The novel ‘Asphalt Kids’ connects temporal and geographical spaces through the life trajectories of the main characters. Despite only being young adults, the characters' lives and their (in)ability to make choices  are already shaped by several significant historical events that naturalised violence in the society. Through the story of Ema, the author demonstrates how the oppressive system of the Soviet Union, its collapse and the acceleration of capitalism in independent Lithuania, forced entire generations to live with the ghosts of the past, unable to find healthy ways of belonging. Moreover, Nutautaitė juxtaposes the directions that Ema, Leo, Rytis and Gabija take as young adults, making subtle commentary on class and how capitalist values produce the illusion of success. For Ema, the struggles she faces are embodied, demonstrating how trauma lives through and in one’s body.
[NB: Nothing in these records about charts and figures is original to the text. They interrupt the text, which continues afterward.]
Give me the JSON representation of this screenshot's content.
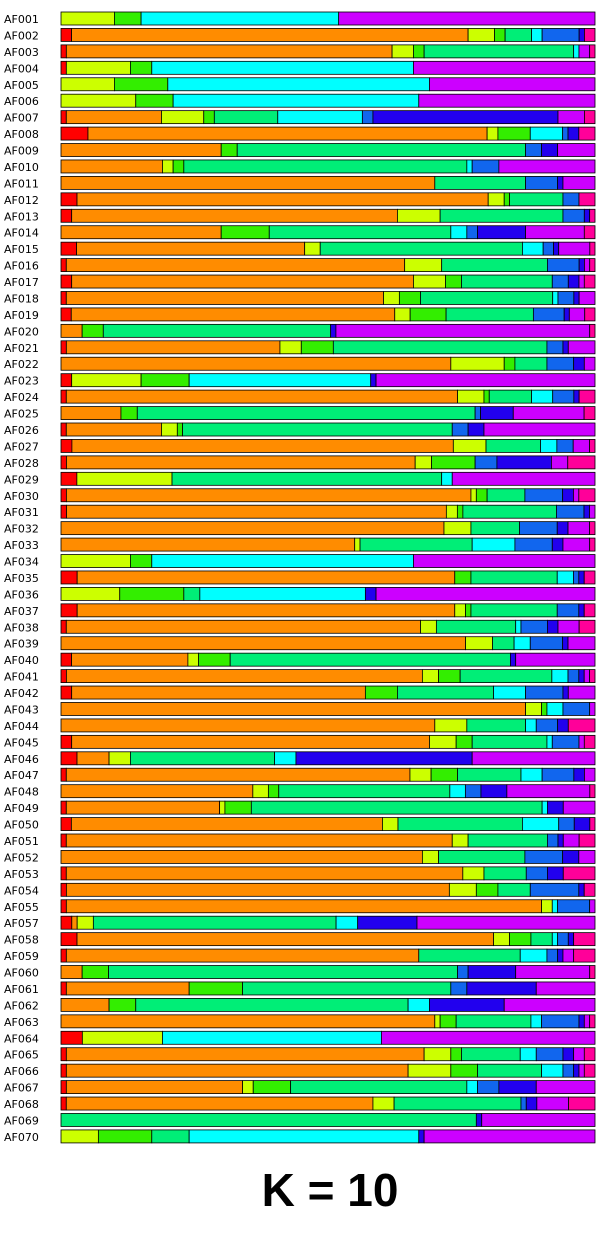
{
  "chart_data": {
    "type": "bar",
    "stacked": true,
    "normalized": true,
    "orientation": "horizontal",
    "title": "K = 10",
    "categories": [
      "AF001",
      "AF002",
      "AF003",
      "AF004",
      "AF005",
      "AF006",
      "AF007",
      "AF008",
      "AF009",
      "AF010",
      "AF011",
      "AF012",
      "AF013",
      "AF014",
      "AF015",
      "AF016",
      "AF017",
      "AF018",
      "AF019",
      "AF020",
      "AF021",
      "AF022",
      "AF023",
      "AF024",
      "AF025",
      "AF026",
      "AF027",
      "AF028",
      "AF029",
      "AF030",
      "AF031",
      "AF032",
      "AF033",
      "AF034",
      "AF035",
      "AF036",
      "AF037",
      "AF038",
      "AF039",
      "AF040",
      "AF041",
      "AF042",
      "AF043",
      "AF044",
      "AF045",
      "AF046",
      "AF047",
      "AF048",
      "AF049",
      "AF050",
      "AF051",
      "AF052",
      "AF053",
      "AF054",
      "AF055",
      "AF057",
      "AF058",
      "AF059",
      "AF060",
      "AF061",
      "AF062",
      "AF063",
      "AF064",
      "AF065",
      "AF066",
      "AF067",
      "AF068",
      "AF069",
      "AF070"
    ],
    "cluster_colors": [
      "#ff0000",
      "#ff8c00",
      "#ccff00",
      "#33ee00",
      "#00ee77",
      "#00ffff",
      "#1166ee",
      "#2200ee",
      "#cc00ff",
      "#ff0099"
    ],
    "proportions": [
      [
        0,
        0,
        0.1,
        0.05,
        0,
        0.37,
        0,
        0,
        0.48,
        0
      ],
      [
        0.02,
        0.75,
        0.05,
        0.02,
        0.05,
        0.02,
        0.07,
        0.01,
        0,
        0.02
      ],
      [
        0.01,
        0.61,
        0.04,
        0.02,
        0.28,
        0.01,
        0,
        0,
        0.02,
        0.01
      ],
      [
        0.01,
        0,
        0.12,
        0.04,
        0,
        0.49,
        0,
        0,
        0.34,
        0
      ],
      [
        0,
        0,
        0.1,
        0.1,
        0,
        0.49,
        0,
        0,
        0.31,
        0
      ],
      [
        0,
        0,
        0.14,
        0.07,
        0,
        0.46,
        0,
        0,
        0.33,
        0
      ],
      [
        0.01,
        0.18,
        0.08,
        0.02,
        0.12,
        0.16,
        0.02,
        0.35,
        0.05,
        0.02
      ],
      [
        0.05,
        0.74,
        0.02,
        0.06,
        0,
        0.06,
        0.01,
        0.02,
        0,
        0.03
      ],
      [
        0,
        0.3,
        0,
        0.03,
        0.54,
        0,
        0.03,
        0.03,
        0.07,
        0
      ],
      [
        0,
        0.19,
        0.02,
        0.02,
        0.53,
        0.01,
        0.05,
        0,
        0.18,
        0
      ],
      [
        0,
        0.7,
        0,
        0,
        0.17,
        0,
        0.06,
        0.01,
        0.06,
        0
      ],
      [
        0.03,
        0.77,
        0.03,
        0.01,
        0.1,
        0,
        0.03,
        0,
        0,
        0.03
      ],
      [
        0.02,
        0.61,
        0.08,
        0,
        0.23,
        0,
        0.04,
        0.01,
        0,
        0.01
      ],
      [
        0,
        0.3,
        0,
        0.09,
        0.34,
        0.03,
        0.02,
        0.09,
        0.11,
        0.02
      ],
      [
        0.03,
        0.44,
        0.03,
        0,
        0.39,
        0.04,
        0.02,
        0.01,
        0.06,
        0.01
      ],
      [
        0.01,
        0.64,
        0.07,
        0,
        0.2,
        0,
        0.06,
        0.01,
        0.01,
        0.01
      ],
      [
        0.02,
        0.64,
        0.06,
        0.03,
        0.17,
        0,
        0.03,
        0.02,
        0.01,
        0.02
      ],
      [
        0.01,
        0.6,
        0.03,
        0.04,
        0.25,
        0.01,
        0.03,
        0.01,
        0.03,
        0
      ],
      [
        0.02,
        0.63,
        0.03,
        0.07,
        0.17,
        0,
        0.06,
        0.01,
        0.03,
        0.02
      ],
      [
        0,
        0.04,
        0,
        0.04,
        0.43,
        0,
        0,
        0.01,
        0.48,
        0.01
      ],
      [
        0.01,
        0.4,
        0.04,
        0.06,
        0.4,
        0,
        0.03,
        0.01,
        0.05,
        0
      ],
      [
        0,
        0.73,
        0.1,
        0.02,
        0.06,
        0,
        0.05,
        0.02,
        0.02,
        0
      ],
      [
        0.02,
        0,
        0.13,
        0.09,
        0,
        0.34,
        0,
        0.01,
        0.41,
        0
      ],
      [
        0.01,
        0.74,
        0.05,
        0.01,
        0.08,
        0.04,
        0.04,
        0.01,
        0,
        0.03
      ],
      [
        0,
        0.11,
        0,
        0.03,
        0.62,
        0,
        0.01,
        0.06,
        0.13,
        0.02
      ],
      [
        0.01,
        0.18,
        0.03,
        0.01,
        0.51,
        0,
        0.03,
        0.03,
        0.21,
        0
      ],
      [
        0.02,
        0.7,
        0.06,
        0,
        0.1,
        0.03,
        0.03,
        0,
        0.03,
        0.01
      ],
      [
        0.01,
        0.64,
        0.03,
        0.08,
        0,
        0,
        0.04,
        0.1,
        0.03,
        0.05
      ],
      [
        0.03,
        0,
        0.18,
        0,
        0.51,
        0.02,
        0,
        0,
        0.27,
        0
      ],
      [
        0.01,
        0.75,
        0.01,
        0.02,
        0.07,
        0,
        0.07,
        0.02,
        0.01,
        0.03
      ],
      [
        0.01,
        0.69,
        0.02,
        0.01,
        0.17,
        0,
        0.05,
        0.01,
        0.01,
        0
      ],
      [
        0,
        0.71,
        0.05,
        0,
        0.09,
        0,
        0.07,
        0.02,
        0.04,
        0.01
      ],
      [
        0,
        0.55,
        0.01,
        0,
        0.21,
        0.08,
        0.07,
        0.02,
        0.05,
        0.01
      ],
      [
        0,
        0,
        0.13,
        0.04,
        0,
        0.49,
        0,
        0,
        0.34,
        0
      ],
      [
        0.03,
        0.7,
        0,
        0.03,
        0.16,
        0.03,
        0.01,
        0.01,
        0,
        0.02
      ],
      [
        0,
        0,
        0.11,
        0.12,
        0.03,
        0.31,
        0,
        0.02,
        0.41,
        0
      ],
      [
        0.03,
        0.7,
        0.02,
        0.01,
        0.16,
        0,
        0.04,
        0.01,
        0,
        0.02
      ],
      [
        0.01,
        0.67,
        0.03,
        0,
        0.15,
        0.01,
        0.05,
        0.02,
        0.04,
        0.03
      ],
      [
        0,
        0.75,
        0.05,
        0,
        0.04,
        0.03,
        0.06,
        0.01,
        0.05,
        0
      ],
      [
        0.02,
        0.22,
        0.02,
        0.06,
        0.53,
        0,
        0,
        0.01,
        0.15,
        0
      ],
      [
        0.01,
        0.66,
        0.03,
        0.04,
        0.17,
        0.03,
        0.02,
        0.01,
        0.01,
        0.01
      ],
      [
        0.02,
        0.55,
        0,
        0.06,
        0.18,
        0.06,
        0.07,
        0.01,
        0.05,
        0
      ],
      [
        0,
        0.87,
        0.03,
        0.01,
        0,
        0.03,
        0.05,
        0,
        0.01,
        0
      ],
      [
        0,
        0.7,
        0.06,
        0,
        0.11,
        0.02,
        0.04,
        0.02,
        0,
        0.05
      ],
      [
        0.02,
        0.67,
        0.05,
        0.03,
        0.14,
        0.01,
        0.05,
        0,
        0.01,
        0.02
      ],
      [
        0.03,
        0.06,
        0.04,
        0,
        0.27,
        0.04,
        0,
        0.33,
        0.23,
        0
      ],
      [
        0.01,
        0.65,
        0.04,
        0.05,
        0.12,
        0.04,
        0.06,
        0.02,
        0.02,
        0
      ],
      [
        0,
        0.37,
        0.03,
        0.02,
        0.33,
        0.03,
        0.03,
        0.05,
        0.16,
        0.01
      ],
      [
        0.01,
        0.29,
        0.01,
        0.05,
        0.55,
        0.01,
        0,
        0.03,
        0.06,
        0
      ],
      [
        0.02,
        0.6,
        0.03,
        0,
        0.24,
        0.07,
        0.03,
        0.03,
        0,
        0.01
      ],
      [
        0.01,
        0.73,
        0.03,
        0,
        0.15,
        0,
        0.02,
        0.01,
        0.03,
        0.03
      ],
      [
        0,
        0.67,
        0.03,
        0,
        0.16,
        0,
        0.07,
        0.03,
        0.03,
        0
      ],
      [
        0.01,
        0.75,
        0.04,
        0,
        0.08,
        0,
        0.04,
        0.03,
        0,
        0.06
      ],
      [
        0.01,
        0.71,
        0.05,
        0.04,
        0.06,
        0,
        0.09,
        0.01,
        0,
        0.02
      ],
      [
        0.01,
        0.89,
        0.02,
        0,
        0,
        0.01,
        0.06,
        0,
        0.01,
        0
      ],
      [
        0.02,
        0.01,
        0.03,
        0,
        0.45,
        0.04,
        0,
        0.11,
        0.33,
        0
      ],
      [
        0.03,
        0.78,
        0.03,
        0.04,
        0.04,
        0.01,
        0.02,
        0.01,
        0,
        0.04
      ],
      [
        0.01,
        0.66,
        0,
        0,
        0.19,
        0.05,
        0.02,
        0.01,
        0.02,
        0.04
      ],
      [
        0,
        0.04,
        0,
        0.05,
        0.66,
        0,
        0.02,
        0.09,
        0.14,
        0.01
      ],
      [
        0.01,
        0.23,
        0,
        0.1,
        0.39,
        0,
        0.03,
        0.13,
        0.11,
        0
      ],
      [
        0,
        0.09,
        0,
        0.05,
        0.51,
        0.04,
        0,
        0.14,
        0.17,
        0
      ],
      [
        0,
        0.7,
        0.01,
        0.03,
        0.14,
        0.02,
        0.07,
        0.01,
        0.01,
        0.01
      ],
      [
        0.04,
        0,
        0.15,
        0,
        0,
        0.41,
        0,
        0,
        0.4,
        0
      ],
      [
        0.01,
        0.67,
        0.05,
        0.02,
        0.11,
        0.03,
        0.05,
        0.02,
        0.02,
        0.02
      ],
      [
        0.01,
        0.64,
        0.08,
        0.05,
        0.12,
        0.04,
        0.02,
        0.01,
        0.01,
        0.02
      ],
      [
        0.01,
        0.33,
        0.02,
        0.07,
        0.33,
        0.02,
        0.04,
        0.07,
        0.11,
        0
      ],
      [
        0.01,
        0.58,
        0.04,
        0,
        0.24,
        0,
        0.01,
        0.02,
        0.06,
        0.05
      ],
      [
        0,
        0,
        0,
        0,
        0.77,
        0,
        0,
        0.01,
        0.21,
        0
      ],
      [
        0,
        0,
        0.07,
        0.1,
        0.07,
        0.43,
        0,
        0.01,
        0.32,
        0
      ]
    ]
  }
}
However, Ema’s challenges become her possibilities, when in a world of turmoil she turns to what she loves and believes, and embarks on a journey towards discovering her authentic self.    

— Akvile Bugvilaite

“I enjoyed every bit of the novel and was very touched by the “Asphalt Kids”. It is a deep, dark story told in a beautiful, smooth language, a story that makes you think and feel. I loved the flow and rhythm of the language and poetic setting descriptions. It is definitely not a book that one will forget quickly.”

— Renata Haraszti

“How do you come into your own when you come from a place where until recently “coming into your own’’ wasn’t an option? The characters in Asphalt Kids face this very challenge as they go about their lives in the city of Vilnius, Lithuania, which feels as if it’s still under a dark cloud, even years after the collapse of Soviet oppression. In lively, often heartbreaking prose, we follow Ema, a young woman beset on all sides by the expectations of others, as she struggles to find a path that feels authentically hers. Ema and her compatriots have come of age through a whirlwind of change, and the effects are deep and the scars still raw. Building to a cathartic ending, Asphalt Kids leaves the reader in a place of uncertainty and hope for a better future - a place, Nutautaite seems to suggest, that we would all do well to hope for.”